Com um aperto de mão, mas sem expectativas de grandes mudanças, os presidentes da Venezuela, Nicolás Maduro, e da Guiana, Irfaan Ali, encerraram, nessa quinta-feira (14), uma aguardada reunião em meio à escalada de tensões na antiga disputa pelo Essequibo. Enquanto Ali declarou que o mapa de seu país seguirá inalterado, o governo venezuelano afirmou que pretende “continuar com o diálogo para resolver a controvérsia” sobre este território rico em petróleo que compreende mais de dois terços da Guiana.
“Exijo respeito à nossa soberania”, disse Ali em entrevista a jornalistas após o encontro com Maduro, que ocorreu em Kingstown, São Vicente e Granadinas, no Caribe. “Não há narrativas, propagandas que vão alterar o mapa de Guiana.”

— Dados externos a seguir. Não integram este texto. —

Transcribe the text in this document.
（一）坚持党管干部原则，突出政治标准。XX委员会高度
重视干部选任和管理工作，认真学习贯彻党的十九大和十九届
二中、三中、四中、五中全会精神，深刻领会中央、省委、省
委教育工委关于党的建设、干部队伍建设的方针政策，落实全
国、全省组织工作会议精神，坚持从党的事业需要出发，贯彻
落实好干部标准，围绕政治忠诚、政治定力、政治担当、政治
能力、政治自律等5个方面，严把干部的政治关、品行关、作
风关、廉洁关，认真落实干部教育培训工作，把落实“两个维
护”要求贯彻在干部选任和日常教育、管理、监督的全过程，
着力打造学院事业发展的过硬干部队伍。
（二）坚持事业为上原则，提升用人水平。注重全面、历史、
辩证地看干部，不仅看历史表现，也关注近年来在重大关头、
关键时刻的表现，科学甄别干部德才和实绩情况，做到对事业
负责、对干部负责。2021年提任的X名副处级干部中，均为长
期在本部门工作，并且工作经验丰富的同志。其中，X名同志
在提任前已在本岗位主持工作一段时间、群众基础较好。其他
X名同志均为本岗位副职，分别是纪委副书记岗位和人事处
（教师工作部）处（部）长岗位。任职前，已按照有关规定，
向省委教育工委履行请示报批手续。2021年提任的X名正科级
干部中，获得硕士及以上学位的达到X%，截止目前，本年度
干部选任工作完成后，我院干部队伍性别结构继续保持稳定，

Ali também afirmou que seu país “tem todo o direito (…) de facilitar qualquer investimento, qualquer parceria (…), a emissão de qualquer licença e a outorga de qualquer concessão em nosso espaço soberano”.
Por sua vez, Caracas considerou a reunião “bem-sucedida”, e afirmou, por meio de seu Ministério de Comunicação e Informação, que “manifesta a sua vontade de continuar o diálogo para resolver a controvérsia em relação ao território”. O órgão também postou um vídeo no X (antigo Twitter) mostrando um aperto de mão entre os dois presidentes ao fim do encontro.

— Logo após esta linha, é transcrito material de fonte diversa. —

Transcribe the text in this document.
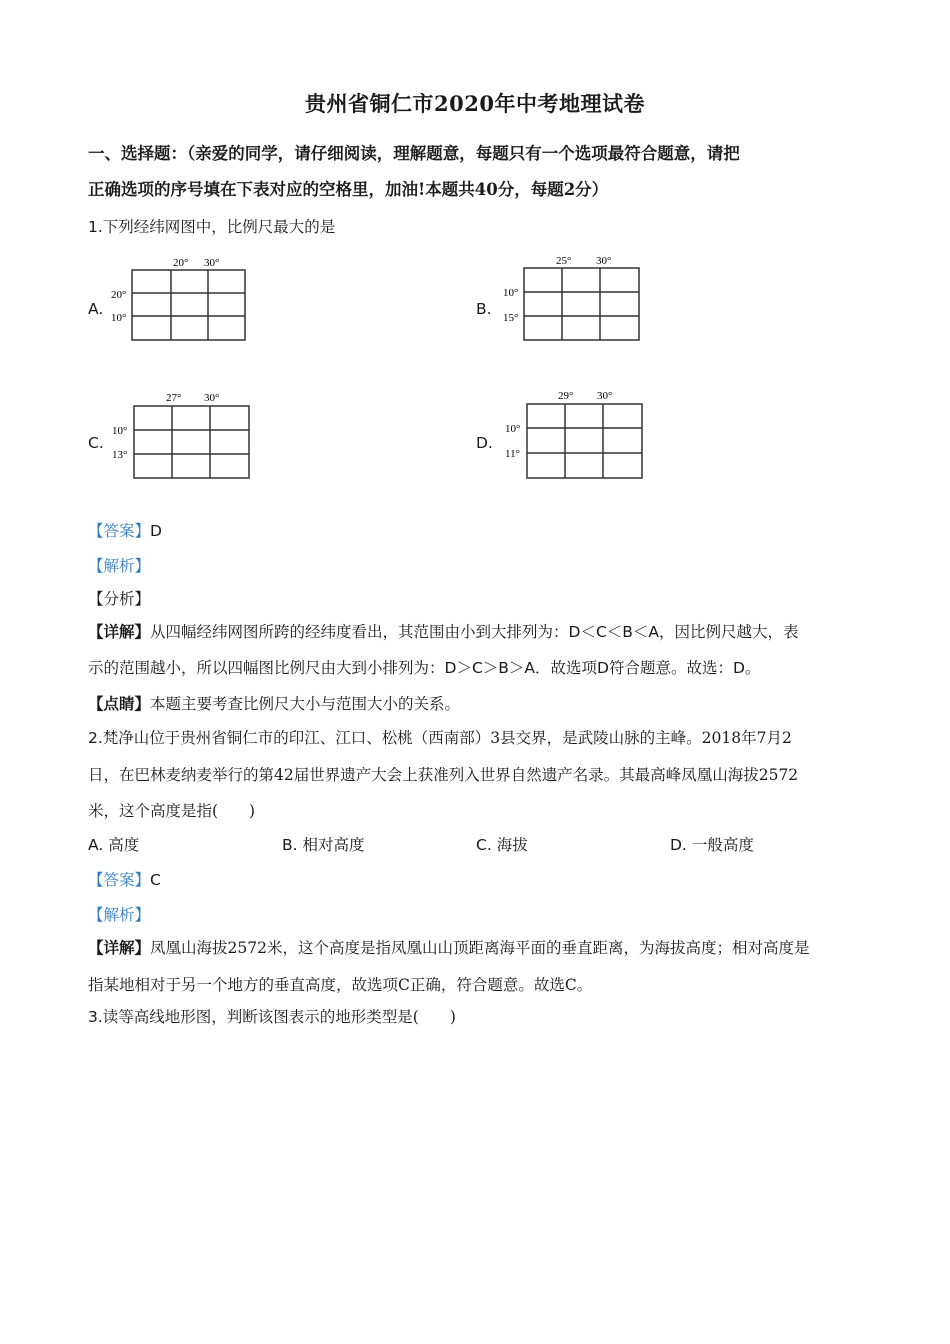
贵州省铜仁市2020年中考地理试卷
一、选择题：（亲爱的同学，请仔细阅读，理解题意，每题只有一个选项最符合题意，请把
正确选项的序号填在下表对应的空格里，加油!本题共40分，每题2分）
1.下列经纬网图中，比例尺最大的是
A.
20° 30°
20°
10°	B.
25° 30°
10°
15°
C.
27° 30°
10°
13°
D.
29° 30°
10°
11°
【答案】D
【解析】
【分析】
【详解】从四幅经纬网图所跨的经纬度看出，其范围由小到大排列为：D＜C＜B＜A，因比例尺越大，表
示的范围越小，所以四幅图比例尺由大到小排列为：D＞C＞B＞A．故选项D符合题意。故选：D。
【点睛】本题主要考查比例尺大小与范围大小的关系。
2.梵净山位于贵州省铜仁市的印江、江口、松桃（西南部）3县交界，是武陵山脉的主峰。2018年7月2
日，在巴林麦纳麦举行的第42届世界遗产大会上获准列入世界自然遗产名录。其最高峰凤凰山海拔2572
米，这个高度是指(　　)
A. 高度	B. 相对高度	C. 海拔	D. 一般高度
【答案】C
【解析】
【详解】凤凰山海拔2572米，这个高度是指凤凰山山顶距离海平面的垂直距离，为海拔高度；相对高度是
指某地相对于另一个地方的垂直高度，故选项C正确，符合题意。故选C。
3.读等高线地形图，判断该图表示的地形类型是(　　)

Este foi o primeiro diálogo direto entre os dois governos desde que as tensões escalaram nas últimas semanas – isto é, após a realização do polêmico referendo venezuelano, uma ameaça de invasão territorial e a iminência de um conflito armado na fronteira com o Brasil.
A reunião foi promovida pela Comunidade de Estados Latino-Americanos e Caribenhos (Celac) e a Comunidade do Caribe (Caricom), com o apoio do Brasil, em meio à crescente preocupação com os cada vez mais duros confrontos verbais entre os dois governantes sobre o Essequibo, uma área de 160 mil km² na fronteira entre os dois países.
Os governos da Venezuela e da Guiana concordaram, nessa quinta-feira, em não usar a força na controvérsia sobre o Essequibo, um território rico em petróleo que ambos os países disputam há mais de um século, conforme declarado em um comunicado conjunto.
Guiana e Venezuela “concordaram que direta ou indiretamente não se ameaçarão, nem usarão a força mutuamente em nenhuma circunstância, incluindo aquelas decorrentes de qualquer controvérsia existente entre ambos os Estados”, indicou parte do acordo lido por Ralph Gonsalves, primeiro-ministro de São Vicente e Granadinas, sede do encontro onde os presidentes Irfaan Ali e Nicolás Maduro se encontraram pessoalmente.
Antes mesmo de ocorrer, sabia-se que a reunião mostraria posições antagônicas de cada uma das partes envolvidas no conflito. Enquanto o líder venezuelano considerava o encontro como “uma grande conquista para abordar de maneira direta a controvérsia territorial”, Ali negou repetidamente que a disputa estaria na agenda da reunião e insistiu em sua posição de que a questão deve ser resolvida na Corte Internacional de Justiça (CIJ), cuja jurisdição sobre o assunto não é reconhecida pelo governo venezuelano.
“A fronteira terrestre não é uma questão para discussões bilaterais e a resolução da questão cabe devidamente à Corte Internacional de Justiça, onde deve permanecer até que o tribunal dê a sua decisão final sobre o mérito do caso”, escreveu Ali em uma carta endereçada ao primeiro-ministro do país caribenho, Ralph Gonsalves, que facilitou a reunião entre os dois líderes de Estado.
O Brasil, que defende uma solução pacífica, anunciou a decisão de reforçar a presença militar na fronteira e intensificou seus contatos diplomáticos para mediar a disputa pela região do Essequibo, tentando exercer um papel de liderança regional. O assessor especial Celso Amorim, ex-ministro das Relações Internacionais, foi designado pelo presidente Luiz Inácio Lula da Silva para acompanhar presencialmente a reunião dessa quinta.
De um lado, a Guiana se atém ao Laudo Arbitral de Paris, de 1899, no qual foram estabelecidas as fronteiras atuais. Do outro, a Venezuela se apoia em sua interpretação do Acordo de Genebra, firmado em 1966 com o Reino Unido, antes da independência guianesa, em que Londres e Caracas concordam em estabelecer uma comissão mista “para buscar uma solução satisfatória”, já que o governo venezuelano considerou o laudo de 1899 “nulo e vazio”.
Sem solução, a questão foi parar nas mãos da CIJ em 2017, por definição do secretário-geral da ONU, António Guterres, que se valeu da prerrogativa estabelecida pelo próprio Acordo de Genebra no caso de as partes não chegarem a um entendimento.
A briga ganhou novos capítulos após descoberta, em 2015, de grandes reservas de petróleo na região. A Guiana iniciou licitações para explorar campos petrolíferos em águas rasas e profundas em 2022, o que Caracas rejeitou, considerando-as ilegais. As informações são do jornal O Globo e da agência de notícias AFP.